If you want to review one member of staff, you have to review all of them in the same way, making sure your process is transparent. Don’t use different forms for different roles and try to assess how employees feel after the whole cycle is done.
4. It promotes the right conversations
There are a number of reasons why staff might feel awkward or intimidated to ask for a raise or for a change in their role.
The performance review is the perfect way to address topics like pay, promotions, disciplinary actions, flexible working. It gives you and the member of staff a chance to step back and evaluate the situation.
5. It is rewarding
Appraisals should be beneficial for both you and the member of staff. You get to steer their talents in the right direction and retain them, and they get the satisfaction of fulfilling their duties above standard.
Research suggests that such behaviour should be properly rewarded, for example with a raise or a bonus, to avoid detrimental effects.
A fair reward system in place following the review process will create a positive working environment and promote healthy competition.
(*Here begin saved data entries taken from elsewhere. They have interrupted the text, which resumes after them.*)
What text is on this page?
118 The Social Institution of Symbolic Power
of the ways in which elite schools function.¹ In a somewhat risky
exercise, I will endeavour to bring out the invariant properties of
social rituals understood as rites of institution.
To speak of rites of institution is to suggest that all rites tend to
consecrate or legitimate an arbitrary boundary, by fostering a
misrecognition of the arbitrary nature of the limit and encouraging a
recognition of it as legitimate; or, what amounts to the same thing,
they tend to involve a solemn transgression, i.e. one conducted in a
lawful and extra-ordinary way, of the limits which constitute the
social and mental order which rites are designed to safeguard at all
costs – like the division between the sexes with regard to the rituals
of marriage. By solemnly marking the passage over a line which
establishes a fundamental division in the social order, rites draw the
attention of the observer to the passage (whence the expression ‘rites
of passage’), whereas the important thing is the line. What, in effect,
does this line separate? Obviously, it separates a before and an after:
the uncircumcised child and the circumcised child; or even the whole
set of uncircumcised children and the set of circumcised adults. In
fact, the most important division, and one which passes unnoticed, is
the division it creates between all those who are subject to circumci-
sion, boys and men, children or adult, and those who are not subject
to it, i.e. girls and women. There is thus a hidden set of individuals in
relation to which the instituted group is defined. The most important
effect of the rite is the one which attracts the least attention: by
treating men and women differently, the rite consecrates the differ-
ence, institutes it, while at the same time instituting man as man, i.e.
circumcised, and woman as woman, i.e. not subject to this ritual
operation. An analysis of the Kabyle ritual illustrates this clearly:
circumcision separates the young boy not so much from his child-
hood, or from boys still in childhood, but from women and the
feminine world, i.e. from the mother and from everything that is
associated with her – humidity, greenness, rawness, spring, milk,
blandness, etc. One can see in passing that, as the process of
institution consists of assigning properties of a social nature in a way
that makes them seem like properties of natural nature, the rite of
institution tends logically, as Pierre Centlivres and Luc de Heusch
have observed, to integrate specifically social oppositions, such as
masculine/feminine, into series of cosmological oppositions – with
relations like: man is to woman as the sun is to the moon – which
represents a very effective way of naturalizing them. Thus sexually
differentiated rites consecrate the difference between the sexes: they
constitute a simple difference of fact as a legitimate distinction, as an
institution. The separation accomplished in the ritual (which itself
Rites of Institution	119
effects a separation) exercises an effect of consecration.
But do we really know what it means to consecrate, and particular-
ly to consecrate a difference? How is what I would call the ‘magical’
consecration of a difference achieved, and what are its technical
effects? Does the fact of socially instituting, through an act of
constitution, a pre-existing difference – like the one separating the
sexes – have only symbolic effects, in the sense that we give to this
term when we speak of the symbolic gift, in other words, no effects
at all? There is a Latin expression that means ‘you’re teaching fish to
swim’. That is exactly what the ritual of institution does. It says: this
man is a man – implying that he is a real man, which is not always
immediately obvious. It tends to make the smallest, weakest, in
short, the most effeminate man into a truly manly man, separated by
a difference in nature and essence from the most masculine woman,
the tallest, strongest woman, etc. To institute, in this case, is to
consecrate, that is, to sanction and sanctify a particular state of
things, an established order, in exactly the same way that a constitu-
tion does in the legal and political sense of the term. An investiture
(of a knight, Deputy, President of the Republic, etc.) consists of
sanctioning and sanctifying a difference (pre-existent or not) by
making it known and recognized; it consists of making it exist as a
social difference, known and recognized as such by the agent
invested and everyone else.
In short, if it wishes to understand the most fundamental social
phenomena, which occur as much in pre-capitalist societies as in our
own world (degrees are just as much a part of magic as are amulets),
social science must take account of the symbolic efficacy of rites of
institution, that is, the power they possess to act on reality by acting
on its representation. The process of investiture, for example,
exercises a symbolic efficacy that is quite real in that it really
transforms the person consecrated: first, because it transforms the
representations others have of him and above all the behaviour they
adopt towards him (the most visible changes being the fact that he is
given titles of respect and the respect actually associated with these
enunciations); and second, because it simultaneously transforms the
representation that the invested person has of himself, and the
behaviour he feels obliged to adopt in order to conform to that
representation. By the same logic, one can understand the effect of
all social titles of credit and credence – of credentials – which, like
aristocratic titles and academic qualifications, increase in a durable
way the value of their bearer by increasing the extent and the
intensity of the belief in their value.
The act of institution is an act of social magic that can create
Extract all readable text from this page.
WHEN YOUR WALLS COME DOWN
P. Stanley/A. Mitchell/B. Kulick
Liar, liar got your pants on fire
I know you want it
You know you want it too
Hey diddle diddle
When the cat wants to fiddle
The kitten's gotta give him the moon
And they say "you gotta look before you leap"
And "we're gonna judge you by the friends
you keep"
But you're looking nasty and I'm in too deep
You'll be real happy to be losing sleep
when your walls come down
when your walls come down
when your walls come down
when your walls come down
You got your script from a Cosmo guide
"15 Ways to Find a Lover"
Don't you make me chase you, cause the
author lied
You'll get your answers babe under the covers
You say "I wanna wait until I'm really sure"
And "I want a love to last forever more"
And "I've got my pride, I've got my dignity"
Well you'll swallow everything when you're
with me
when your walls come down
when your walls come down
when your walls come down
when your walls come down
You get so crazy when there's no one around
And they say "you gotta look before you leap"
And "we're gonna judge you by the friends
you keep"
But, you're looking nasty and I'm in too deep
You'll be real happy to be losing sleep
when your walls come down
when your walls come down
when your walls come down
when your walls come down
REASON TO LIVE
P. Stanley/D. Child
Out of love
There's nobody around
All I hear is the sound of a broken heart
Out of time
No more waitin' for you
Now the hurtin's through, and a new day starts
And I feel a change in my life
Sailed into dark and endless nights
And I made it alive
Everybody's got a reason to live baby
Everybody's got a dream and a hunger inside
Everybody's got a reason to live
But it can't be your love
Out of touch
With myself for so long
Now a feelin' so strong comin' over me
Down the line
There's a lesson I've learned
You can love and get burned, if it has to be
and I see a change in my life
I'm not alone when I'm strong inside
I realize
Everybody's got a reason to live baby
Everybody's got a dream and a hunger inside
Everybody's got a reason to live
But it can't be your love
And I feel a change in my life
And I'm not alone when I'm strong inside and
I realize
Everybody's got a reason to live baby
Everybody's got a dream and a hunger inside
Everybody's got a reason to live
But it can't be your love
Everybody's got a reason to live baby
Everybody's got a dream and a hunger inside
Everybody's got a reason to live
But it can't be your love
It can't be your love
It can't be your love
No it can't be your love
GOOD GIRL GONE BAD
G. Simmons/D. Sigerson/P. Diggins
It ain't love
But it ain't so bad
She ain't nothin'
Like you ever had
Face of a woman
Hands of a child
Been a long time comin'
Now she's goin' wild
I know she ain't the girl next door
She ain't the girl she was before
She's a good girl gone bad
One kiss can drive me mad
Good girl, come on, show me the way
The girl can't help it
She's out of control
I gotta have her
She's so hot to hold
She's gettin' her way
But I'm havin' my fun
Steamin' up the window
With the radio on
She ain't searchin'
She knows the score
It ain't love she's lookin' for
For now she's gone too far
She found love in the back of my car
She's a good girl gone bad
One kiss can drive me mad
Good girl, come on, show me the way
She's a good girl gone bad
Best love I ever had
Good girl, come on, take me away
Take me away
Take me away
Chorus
As a manager, how do you make all of this happen?
1. Keep track of accomplishments
If you manage more than two members of staff it might be difficult to remember what has happened throughout the year. A folder on your PC or a page in your diary will go a long way – just make little notes about behaviours which you think are praiseworthy.
If you would rather not, ask the people who work most with the person you are reviewing and look back through calendars to make sure you don’t miss any important events. Then discuss and reward them appropriately.
2. Give continuous feedback
When an employee walks into their review meeting, nothing should be a surprise. Make sure you have regular meetings throughout the year and keep touching base.
Continuous feedback ensures work flows smoothly and the review process at the end is nice and easy.
3. Listen and don’t interrupt
The performance review is sometimes the only chance an employee will get to properly unload about the challenges of their job.
Not dissimilar to a therapist, listen properly to their words. Don’t interrupt or gaslight them, make sure they have finished before you compare their account to yours.
If you handle this badly, you might create tension or lose valuable talent.
4. Weigh mistakes against achievements
When you prepare your final decision of the appraisal, look at the bigger picture. Acknowledging staff mistakes and providing support rather than punishment builds trust and confidence.
5. Address ambitions and turn them into measurable and achievable goals
You know best what the major business goals are and in an ideal world all employees will know too. If a member of staff comes up with a crazy creative idea, it is ultimately your decision to let them run with it or squash their enthusiasm.
Don’t curb creativity but don’t set unrealistic expectations either.
Similarly, always assess your current workforce before promising someone a career path within your management they can’t pursue.
6. Explain what happens next
At the end of the meeting, it’s time to make exciting promises or cautionary comments. Make sure whatever you say at this stage is something you will definitely action.
Trust in the workplace is hard to mend once broken and there is nothing worse than to promise someone a pay raise and never make sure it’s done.
Now it’s time to make it great
If you’ve followed the advice so far, you have the foundations of a good performance review process. But what is it that makes it great?
Research has found that if you want to facilitate continuous improvement, some or all of these six themes have to be active work motivators:
- Creative freedom
- Common values.
For you, this means that the review you have just done needs to become a key part of your management strategies. Ask yourself questions while keeping staff’s feedback in mind.
Are the challenges of the job getting people down? Are the goals still applicable? Does this new opportunity fit with this employee’s ambition or is there someone you’re forgetting?
Don’t let the files sit in a folder somewhere forgotten. Use them to uncover all the potential talent in your team.